At training camp, the lifetime quarterback realized he wouldn’t be allowed to play this “brainy” position, due to an unwritten agreement in the NFL that restricted black players. So Nero walked away.

He was the first African American graduate of the University of Kentucky College of Dentistry, and then completed a three-year residency at Albert Einstein Hospital in Philadelphia. In 1971, he took over a practice at a medical arts building at 16th and Walnut Streets from Knowlton Atterbeary, the only African American orthodontist in the city. “I was the only black guy in my classes,” he said.

But buying the practice almost didn’t happen, because Nero couldn’t get a bank loan. The late Eagles star Clarence Peaks, running back and 1957 draft pick, cosigned a loan for Nero. Within a few years, Nero opened a second practice, in the Germantown-Mount Airy area, and a third in Mount Laurel. Finally, Nero fulfilled a lifelong dream of building his parents a new house.

Nero’s memoirs took a nontraditional turn; he was having trouble writing, so he turned to a neighbor, retired Inquirer columnist Claude Lewis, and a coauthor, John Timpane, a current reporter and editor. Lewis, who is blind, strikes up a conversation with Nero and records everything. Then Timpane transcribes the recordings and turns Nero’s personal history into a narrative.

A cottage industry

Advice for memoirists? Write down a little something every day. Talk to siblings, cousins, and friends. In Nero’s case, “I’m not literary, so I hired someone.”

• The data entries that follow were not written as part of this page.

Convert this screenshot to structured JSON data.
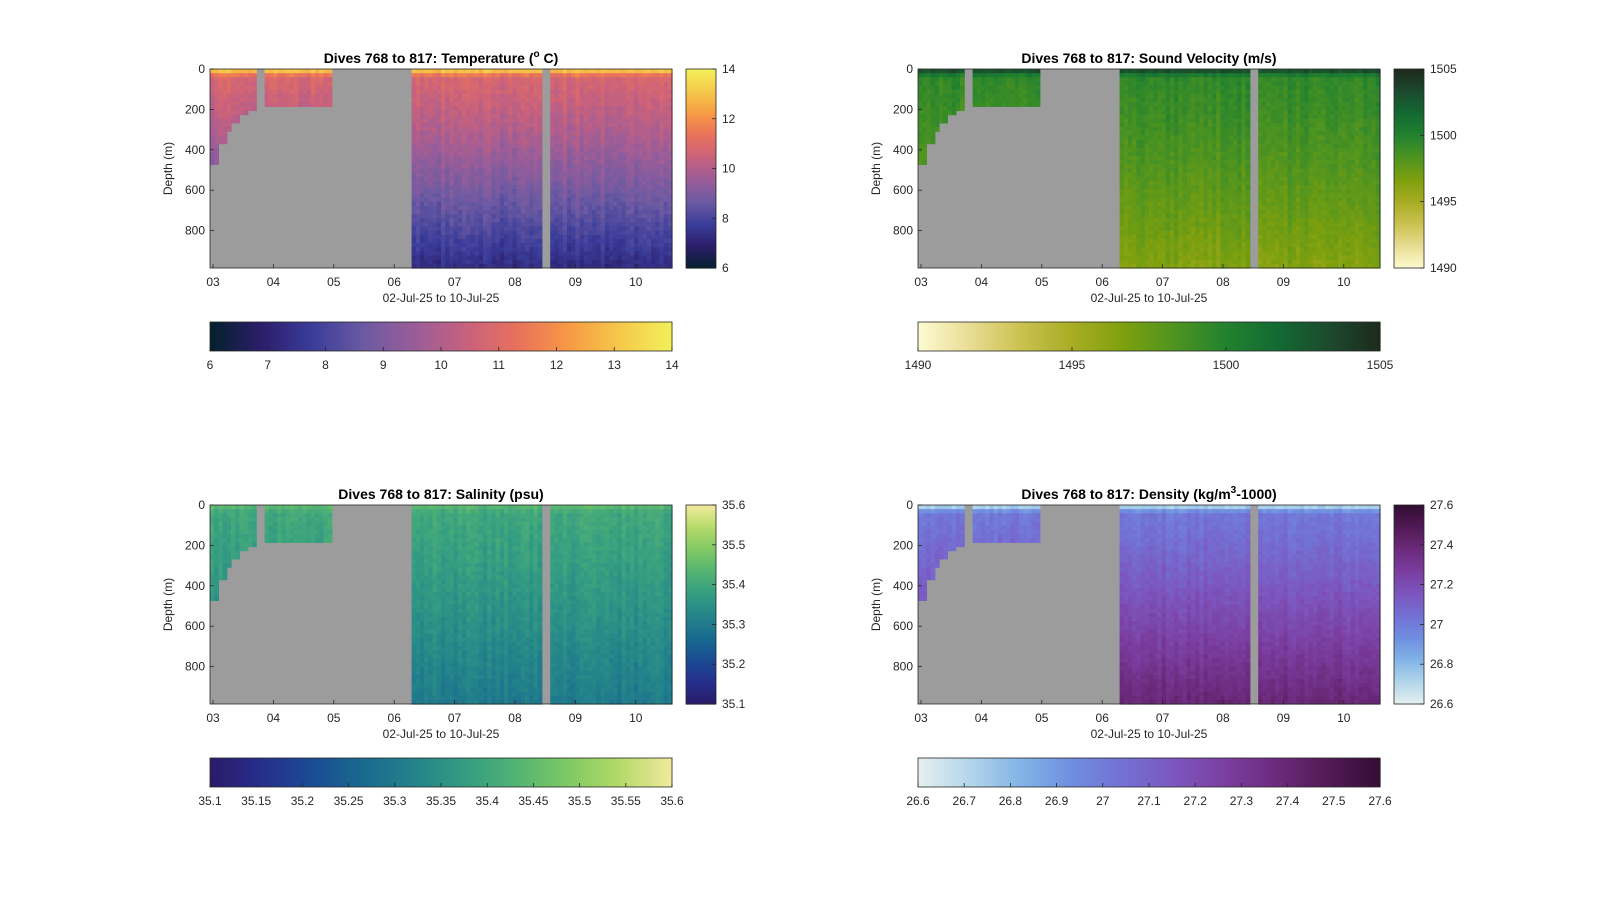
{
  "chart_data": [
    {
      "type": "heatmap",
      "title": "Dives 768 to 817: Temperature (",
      "title_sup": "o",
      "title_tail": " C)",
      "xlabel": "02-Jul-25 to 10-Jul-25",
      "ylabel": "Depth (m)",
      "x_ticks": [
        "03",
        "04",
        "05",
        "06",
        "07",
        "08",
        "09",
        "10"
      ],
      "x_range_days": [
        2.95,
        10.6
      ],
      "y_ticks": [
        0,
        200,
        400,
        600,
        800
      ],
      "y_range": [
        0,
        985
      ],
      "colorbar_ticks": [
        "6",
        "8",
        "10",
        "12",
        "14"
      ],
      "horizontal_colorbar_ticks": [
        "6",
        "7",
        "8",
        "9",
        "10",
        "11",
        "12",
        "13",
        "14"
      ],
      "value_range": [
        6,
        14
      ],
      "surface_value": 13.6,
      "subsurface_value": 10.8,
      "deep_value": 7.3,
      "colormap": [
        "#04202c",
        "#2c1e6a",
        "#3a3d9a",
        "#6c5aa2",
        "#9a5d99",
        "#c8617d",
        "#e8715c",
        "#f79a44",
        "#f5c94a",
        "#f3f05b"
      ]
    },
    {
      "type": "heatmap",
      "title": "Dives 768 to 817: Sound Velocity (m/s)",
      "xlabel": "02-Jul-25 to 10-Jul-25",
      "ylabel": "Depth (m)",
      "x_ticks": [
        "03",
        "04",
        "05",
        "06",
        "07",
        "08",
        "09",
        "10"
      ],
      "x_range_days": [
        2.95,
        10.6
      ],
      "y_ticks": [
        0,
        200,
        400,
        600,
        800
      ],
      "y_range": [
        0,
        985
      ],
      "colorbar_ticks": [
        "1490",
        "1495",
        "1500",
        "1505"
      ],
      "horizontal_colorbar_ticks": [
        "1490",
        "1495",
        "1500",
        "1505"
      ],
      "value_range": [
        1490,
        1505
      ],
      "surface_value": 1504.2,
      "subsurface_value": 1499.5,
      "deep_value": 1496.5,
      "colormap": [
        "#fdfbd3",
        "#e9dd94",
        "#cbc251",
        "#a8ad23",
        "#7ea00e",
        "#4f9420",
        "#22822f",
        "#136a32",
        "#1c4a2e",
        "#1d2a1c"
      ]
    },
    {
      "type": "heatmap",
      "title": "Dives 768 to 817: Salinity (psu)",
      "xlabel": "02-Jul-25 to 10-Jul-25",
      "ylabel": "Depth (m)",
      "x_ticks": [
        "03",
        "04",
        "05",
        "06",
        "07",
        "08",
        "09",
        "10"
      ],
      "x_range_days": [
        2.95,
        10.6
      ],
      "y_ticks": [
        0,
        200,
        400,
        600,
        800
      ],
      "y_range": [
        0,
        985
      ],
      "colorbar_ticks": [
        "35.1",
        "35.2",
        "35.3",
        "35.4",
        "35.5",
        "35.6"
      ],
      "horizontal_colorbar_ticks": [
        "35.1",
        "35.15",
        "35.2",
        "35.25",
        "35.3",
        "35.35",
        "35.4",
        "35.45",
        "35.5",
        "35.55",
        "35.6"
      ],
      "value_range": [
        35.1,
        35.6
      ],
      "surface_value": 35.45,
      "subsurface_value": 35.4,
      "deep_value": 35.3,
      "colormap": [
        "#2a1b68",
        "#262e8c",
        "#1b4c93",
        "#196a8f",
        "#24848a",
        "#359d82",
        "#53b473",
        "#80c963",
        "#b5da6a",
        "#f1ea9c"
      ]
    },
    {
      "type": "heatmap",
      "title": "Dives 768 to 817: Density (kg/m",
      "title_sup": "3",
      "title_tail": "-1000)",
      "xlabel": "02-Jul-25 to 10-Jul-25",
      "ylabel": "Depth (m)",
      "x_ticks": [
        "03",
        "04",
        "05",
        "06",
        "07",
        "08",
        "09",
        "10"
      ],
      "x_range_days": [
        2.95,
        10.6
      ],
      "y_ticks": [
        0,
        200,
        400,
        600,
        800
      ],
      "y_range": [
        0,
        985
      ],
      "colorbar_ticks": [
        "26.6",
        "26.8",
        "27",
        "27.2",
        "27.4",
        "27.6"
      ],
      "horizontal_colorbar_ticks": [
        "26.6",
        "26.7",
        "26.8",
        "26.9",
        "27",
        "27.1",
        "27.2",
        "27.3",
        "27.4",
        "27.5",
        "27.6"
      ],
      "value_range": [
        26.6,
        27.6
      ],
      "surface_value": 26.65,
      "subsurface_value": 27.02,
      "deep_value": 27.4,
      "colormap": [
        "#e6f0f0",
        "#b3d6ea",
        "#82b4e6",
        "#6f8ee0",
        "#7371d4",
        "#7c56be",
        "#7b3ea0",
        "#6c2a7c",
        "#521a55",
        "#330d35"
      ]
    }
  ],
  "colors": {
    "no_data": "#9c9c9c",
    "axis": "#262626",
    "background": "#ffffff"
  }
}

Dixie Tabb Palmer of Harrisburg is writing her own memoir. Hers is a funny, poignant family history. “I’m writing a memoir about coming of age with a father who was my own ‘Don Draper’ of sorts,” she says, referring to the advertising hunk in the series Mad Men. She’s taking classes with Temple instructor Anne Hunter to complete her memoir.

“The deadline really writes it for me,” says Palmer, who is looking for a publisher. The hardest part? A routine.

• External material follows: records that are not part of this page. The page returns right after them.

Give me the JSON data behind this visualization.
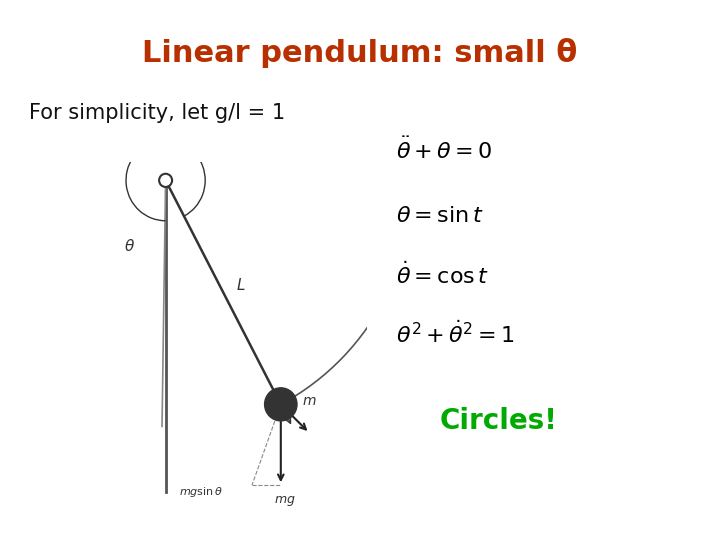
{
  "title": "Linear pendulum: small θ",
  "title_color": "#b83000",
  "title_fontsize": 22,
  "title_fontweight": "bold",
  "subtitle": "For simplicity, let g/l = 1",
  "subtitle_fontsize": 15,
  "subtitle_color": "#111111",
  "eq1": "$\\ddot{\\theta}+\\theta=0$",
  "eq2": "$\\theta=\\sin t$",
  "eq3": "$\\dot{\\theta}=\\cos t$",
  "eq4": "$\\theta^2+\\dot{\\theta}^2=1$",
  "circles_text": "Circles!",
  "circles_color": "#00aa00",
  "circles_fontsize": 20,
  "circles_fontweight": "bold",
  "eq_fontsize": 16,
  "eq_color": "#000000",
  "background_color": "#ffffff"
}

Taking classes has helped, as does her work ethic. Classes generally run six to eight weeks and cost $150 to $200. “I feel if I stick to a routine, I can finish,” she says.

Boomers can’t stop writing their life stories, says memoirist-for-hire Nell McShane Wulfhart. A native of Philadelphia, she lives in Uruguay and works as a freelance journalist and writer of memoirs for others, interviewing them by email and Skype and fashioning their memories into books.

“It’s a baby boomer market,” says Wulfhart, 35. Her fees range from $130 an hour for memoir consulting to anywhere from $2,000 to $20,000 for a longer book with a professional designer and photographs.

Memoir consulting is “helping people who want to do the writing themselves. They need a professional to shape it. Sometimes someone wants something short and doesn’t want to do a full book.”

The full package “can add a lot to the price. A lot of clients start the project for someone else, for their parents or grandparents or 50th wedding anniversary. And among boomers, the memoirs skew slightly more male.”

For memoirists, the results can be priceless.

In reviewing his life, Nero says, he has learned to reflect more on the mistakes he made. “I flunked one course – and that was marriage.”

Married three times, he blames his workaholic habits and drive to succeed. Recently, he said, he was able to make amends with his first wife.